Even before you reach the end of the book, it's apparent that this is only the first installment in what is intended to be a series of Livy Nash mysteries... and I for one can't wait for the second.
We first meet Livy as a borderline alcoholic Lancashire lass working a dispiriting proof-reading job at a down-market women's magazine in immediately post-war London... shades of AJ Pearce's "Dear Mrs Bird." Slowly, however, Livy's wartime service, working for Britain's espionage network, comes into view, with the flashbacks only accelerating as she is invited to meet the mysterious Mr Fleming, an editor at a considerably more prestigious publication. And from there... no, no more spoilers.

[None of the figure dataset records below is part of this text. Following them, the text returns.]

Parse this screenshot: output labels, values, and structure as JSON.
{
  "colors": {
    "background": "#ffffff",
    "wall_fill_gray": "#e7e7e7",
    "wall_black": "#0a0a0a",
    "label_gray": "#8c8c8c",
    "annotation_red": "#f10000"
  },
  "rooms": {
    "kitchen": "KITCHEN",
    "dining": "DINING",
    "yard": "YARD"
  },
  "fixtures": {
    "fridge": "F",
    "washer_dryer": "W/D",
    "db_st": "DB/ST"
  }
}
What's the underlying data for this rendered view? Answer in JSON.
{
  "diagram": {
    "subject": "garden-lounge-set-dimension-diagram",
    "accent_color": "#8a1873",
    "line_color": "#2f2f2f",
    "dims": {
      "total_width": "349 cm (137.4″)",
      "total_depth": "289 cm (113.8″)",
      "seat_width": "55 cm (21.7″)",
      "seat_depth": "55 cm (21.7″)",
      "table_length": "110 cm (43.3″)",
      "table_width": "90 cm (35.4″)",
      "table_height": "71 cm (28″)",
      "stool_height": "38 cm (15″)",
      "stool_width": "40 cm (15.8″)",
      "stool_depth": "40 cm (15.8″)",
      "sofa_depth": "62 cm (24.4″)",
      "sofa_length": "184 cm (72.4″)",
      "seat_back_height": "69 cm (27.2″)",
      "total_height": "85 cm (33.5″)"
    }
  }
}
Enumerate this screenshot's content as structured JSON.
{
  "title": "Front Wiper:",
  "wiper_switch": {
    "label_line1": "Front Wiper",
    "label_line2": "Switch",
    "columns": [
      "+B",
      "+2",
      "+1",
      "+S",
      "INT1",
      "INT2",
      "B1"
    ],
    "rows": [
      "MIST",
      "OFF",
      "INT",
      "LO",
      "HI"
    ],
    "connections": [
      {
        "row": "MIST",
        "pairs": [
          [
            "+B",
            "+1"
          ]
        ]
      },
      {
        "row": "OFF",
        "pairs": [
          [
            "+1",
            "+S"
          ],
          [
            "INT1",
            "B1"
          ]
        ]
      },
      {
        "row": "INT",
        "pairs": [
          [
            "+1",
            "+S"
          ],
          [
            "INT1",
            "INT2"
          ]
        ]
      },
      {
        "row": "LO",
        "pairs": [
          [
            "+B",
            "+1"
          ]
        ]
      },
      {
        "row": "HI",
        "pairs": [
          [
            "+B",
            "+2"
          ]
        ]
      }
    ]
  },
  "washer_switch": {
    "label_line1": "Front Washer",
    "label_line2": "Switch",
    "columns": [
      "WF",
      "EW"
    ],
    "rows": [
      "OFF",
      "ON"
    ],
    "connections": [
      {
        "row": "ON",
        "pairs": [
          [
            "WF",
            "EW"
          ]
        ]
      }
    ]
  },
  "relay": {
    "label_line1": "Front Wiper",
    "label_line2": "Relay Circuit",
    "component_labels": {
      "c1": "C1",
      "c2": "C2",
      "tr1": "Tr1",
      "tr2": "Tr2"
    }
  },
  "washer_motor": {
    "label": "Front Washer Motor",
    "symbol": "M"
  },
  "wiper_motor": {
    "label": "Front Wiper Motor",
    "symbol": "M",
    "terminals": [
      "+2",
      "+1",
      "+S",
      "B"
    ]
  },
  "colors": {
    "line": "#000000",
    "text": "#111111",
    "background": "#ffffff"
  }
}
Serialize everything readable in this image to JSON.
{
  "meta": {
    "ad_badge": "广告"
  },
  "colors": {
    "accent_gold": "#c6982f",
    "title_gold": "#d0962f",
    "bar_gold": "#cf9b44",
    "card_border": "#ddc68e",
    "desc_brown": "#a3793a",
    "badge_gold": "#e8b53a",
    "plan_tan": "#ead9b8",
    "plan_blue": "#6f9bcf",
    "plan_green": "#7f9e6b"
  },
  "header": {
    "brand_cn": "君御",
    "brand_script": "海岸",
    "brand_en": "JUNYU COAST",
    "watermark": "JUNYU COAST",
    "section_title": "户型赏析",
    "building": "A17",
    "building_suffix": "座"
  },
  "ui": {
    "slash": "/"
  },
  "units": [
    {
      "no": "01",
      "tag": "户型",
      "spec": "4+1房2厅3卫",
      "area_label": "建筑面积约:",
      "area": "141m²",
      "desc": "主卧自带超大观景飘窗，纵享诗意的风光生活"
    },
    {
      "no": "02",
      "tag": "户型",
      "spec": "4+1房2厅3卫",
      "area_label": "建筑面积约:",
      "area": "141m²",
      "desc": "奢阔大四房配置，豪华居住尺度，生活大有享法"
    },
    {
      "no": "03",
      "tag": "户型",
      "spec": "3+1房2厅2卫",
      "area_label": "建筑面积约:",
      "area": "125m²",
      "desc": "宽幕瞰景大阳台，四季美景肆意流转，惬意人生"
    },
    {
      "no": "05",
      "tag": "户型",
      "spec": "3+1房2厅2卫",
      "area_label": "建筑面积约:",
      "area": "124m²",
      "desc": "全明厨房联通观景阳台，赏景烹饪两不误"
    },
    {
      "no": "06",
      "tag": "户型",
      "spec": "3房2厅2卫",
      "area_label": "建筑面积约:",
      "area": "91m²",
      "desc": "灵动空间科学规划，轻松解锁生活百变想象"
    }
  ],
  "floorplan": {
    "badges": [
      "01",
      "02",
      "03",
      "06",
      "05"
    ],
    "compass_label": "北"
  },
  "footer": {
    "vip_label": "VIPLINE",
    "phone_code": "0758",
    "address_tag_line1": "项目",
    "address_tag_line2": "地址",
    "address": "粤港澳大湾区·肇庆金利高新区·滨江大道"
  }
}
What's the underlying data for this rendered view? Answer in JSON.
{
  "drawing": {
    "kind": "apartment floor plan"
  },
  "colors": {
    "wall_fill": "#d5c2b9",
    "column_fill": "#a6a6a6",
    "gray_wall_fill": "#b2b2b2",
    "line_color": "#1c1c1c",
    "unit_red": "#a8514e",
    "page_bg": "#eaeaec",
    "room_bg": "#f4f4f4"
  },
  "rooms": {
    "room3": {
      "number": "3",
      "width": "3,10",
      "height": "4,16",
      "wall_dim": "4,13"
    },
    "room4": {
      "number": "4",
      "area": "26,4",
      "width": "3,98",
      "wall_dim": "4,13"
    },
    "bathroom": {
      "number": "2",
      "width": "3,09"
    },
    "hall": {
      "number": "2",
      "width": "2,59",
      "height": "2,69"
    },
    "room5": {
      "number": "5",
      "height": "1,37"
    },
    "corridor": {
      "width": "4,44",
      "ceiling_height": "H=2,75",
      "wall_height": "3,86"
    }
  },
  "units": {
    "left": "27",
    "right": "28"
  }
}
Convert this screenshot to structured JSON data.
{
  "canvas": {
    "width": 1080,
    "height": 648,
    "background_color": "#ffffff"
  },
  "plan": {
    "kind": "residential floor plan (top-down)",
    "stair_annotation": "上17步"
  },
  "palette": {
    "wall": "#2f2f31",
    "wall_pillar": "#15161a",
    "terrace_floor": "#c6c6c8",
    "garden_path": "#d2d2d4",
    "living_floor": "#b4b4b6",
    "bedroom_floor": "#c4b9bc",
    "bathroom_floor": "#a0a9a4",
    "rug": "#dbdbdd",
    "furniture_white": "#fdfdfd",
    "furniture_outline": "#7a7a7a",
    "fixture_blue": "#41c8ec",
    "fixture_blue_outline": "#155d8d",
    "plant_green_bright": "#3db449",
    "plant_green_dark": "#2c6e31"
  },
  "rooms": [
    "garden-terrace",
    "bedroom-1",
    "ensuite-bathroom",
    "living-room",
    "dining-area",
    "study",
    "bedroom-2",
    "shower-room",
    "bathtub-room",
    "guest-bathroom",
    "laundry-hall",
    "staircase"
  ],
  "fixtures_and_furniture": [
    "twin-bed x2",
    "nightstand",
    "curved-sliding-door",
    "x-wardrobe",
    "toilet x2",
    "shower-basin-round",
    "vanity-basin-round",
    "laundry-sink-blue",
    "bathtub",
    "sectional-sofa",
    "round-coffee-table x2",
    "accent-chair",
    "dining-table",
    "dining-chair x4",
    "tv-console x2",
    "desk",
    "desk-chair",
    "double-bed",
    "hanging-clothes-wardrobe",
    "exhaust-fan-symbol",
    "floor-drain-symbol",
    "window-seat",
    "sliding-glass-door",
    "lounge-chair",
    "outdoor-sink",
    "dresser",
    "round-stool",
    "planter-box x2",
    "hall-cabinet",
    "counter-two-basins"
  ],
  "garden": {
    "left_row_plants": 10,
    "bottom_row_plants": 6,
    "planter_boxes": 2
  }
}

Suffice, however, to say, if you like your spy novels flavored with excellent period detail, hardbitten agents, international intrigue, and lashings of revenge, "Spitfire"... Livy' nickname, bestowed in tribute to the fighter plane of the same name... will more than measure up. Well-realized characters occupy well-wrought situations; the action and intrigue are all but non-stop, the London and Parisian settings are delightful, and there's probably half a dozen twists that you probably won't have spotted coming from a mile off.
In fact, if one has to pinpoint one flaw in the entire book, you'll find it in chapter seven, where Livy discovers a "black canister about the width of a fifty pence." It's an interesting observation, bearing in mind that the country's first decimal coinage, the 50p included, did not make a bow until 1968. But it's also the kind of error that could as easily have been inserted by a well-meaning copy-editor as the author, so we'll skip blithely over it and hope for that little bit more care next time.
Because otherwise, "Spitfire" is a veritable hurricane of excitement.